Hundreds of different kinds of chips make up the global silicon industry, with the flashiest ones from Qualcomm Inc. and Intel Corp. going for $100 apiece to more than $1,000. Those run powerful computers or the shiny smartphone in your pocket. A display driver chip is mundane by contrast: Its sole purpose is to convey basic instructions for illuminating the screen on your phone, monitor or navigation system.
 
The trouble for the chip industry -- and increasingly companies beyond tech, like automakers -- is that there aren’t enough display drivers to go around. Firms that make them can’t keep up with surging demand so prices are spiking. That’s contributing to short supplies and increasing costs for liquid crystal display panels, essential components for making televisions and laptops, as well as cars, airplanes and high-end refrigerators.

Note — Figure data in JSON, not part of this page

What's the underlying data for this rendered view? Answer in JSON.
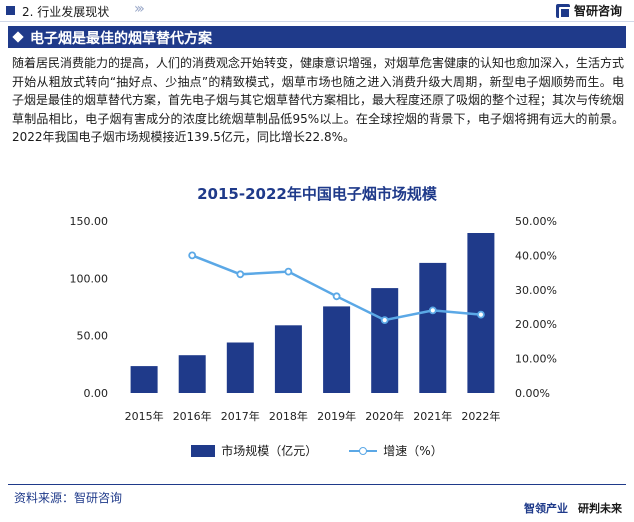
{
  "header": {
    "section_label": "2. 行业发展现状",
    "logo_text": "智研咨询"
  },
  "title_band": {
    "title": "电子烟是最佳的烟草替代方案"
  },
  "body_text": "随着居民消费能力的提高，人们的消费观念开始转变，健康意识增强，对烟草危害健康的认知也愈加深入，生活方式开始从粗放式转向“抽好点、少抽点”的精致模式，烟草市场也随之进入消费升级大周期，新型电子烟顺势而生。电子烟是最佳的烟草替代方案，首先电子烟与其它烟草替代方案相比，最大程度还原了吸烟的整个过程；其次与传统烟草制品相比，电子烟有害成分的浓度比统烟草制品低95%以上。在全球控烟的背景下，电子烟将拥有远大的前景。2022年我国电子烟市场规模接近139.5亿元，同比增长22.8%。",
  "chart_data": {
    "type": "bar",
    "title": "2015-2022年中国电子烟市场规模",
    "categories": [
      "2015年",
      "2016年",
      "2017年",
      "2018年",
      "2019年",
      "2020年",
      "2021年",
      "2022年"
    ],
    "series": [
      {
        "name": "市场规模（亿元）",
        "type": "bar",
        "axis": "left",
        "color": "#1f3a8a",
        "values": [
          23.5,
          33,
          44,
          59,
          75.5,
          91.5,
          113.5,
          139.5
        ]
      },
      {
        "name": "增速（%）",
        "type": "line",
        "axis": "right",
        "color": "#5ba8e6",
        "values": [
          null,
          40.0,
          34.5,
          35.3,
          28.1,
          21.2,
          24.0,
          22.8
        ]
      }
    ],
    "y_left": {
      "ylim": [
        0,
        150
      ],
      "ticks": [
        "0.00",
        "50.00",
        "100.00",
        "150.00"
      ]
    },
    "y_right": {
      "ylim": [
        0,
        50
      ],
      "ticks": [
        "0.00%",
        "10.00%",
        "20.00%",
        "30.00%",
        "40.00%",
        "50.00%"
      ]
    },
    "grid": false,
    "legend_position": "bottom"
  },
  "footer": {
    "source_label": "资料来源：智研咨询",
    "brand_a": "智领产业",
    "brand_b": "研判未来"
  }
}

Why Shortages of a $1 Chip Sparked Crisis in Global Economy, Bloomberg
Think about this for a moment. 
 
Jio went ahead and built a telecom network that conquered India. Then it built phones. And apps. And then got money from some of the biggest companies in the world. And now, when it desperately needs the weapon to catapult itself to the next level, it’s stuck because of a damned display driver that usually sells for $1 in the market. 
 
It’s almost easier to buy a team that wins the IPL five times.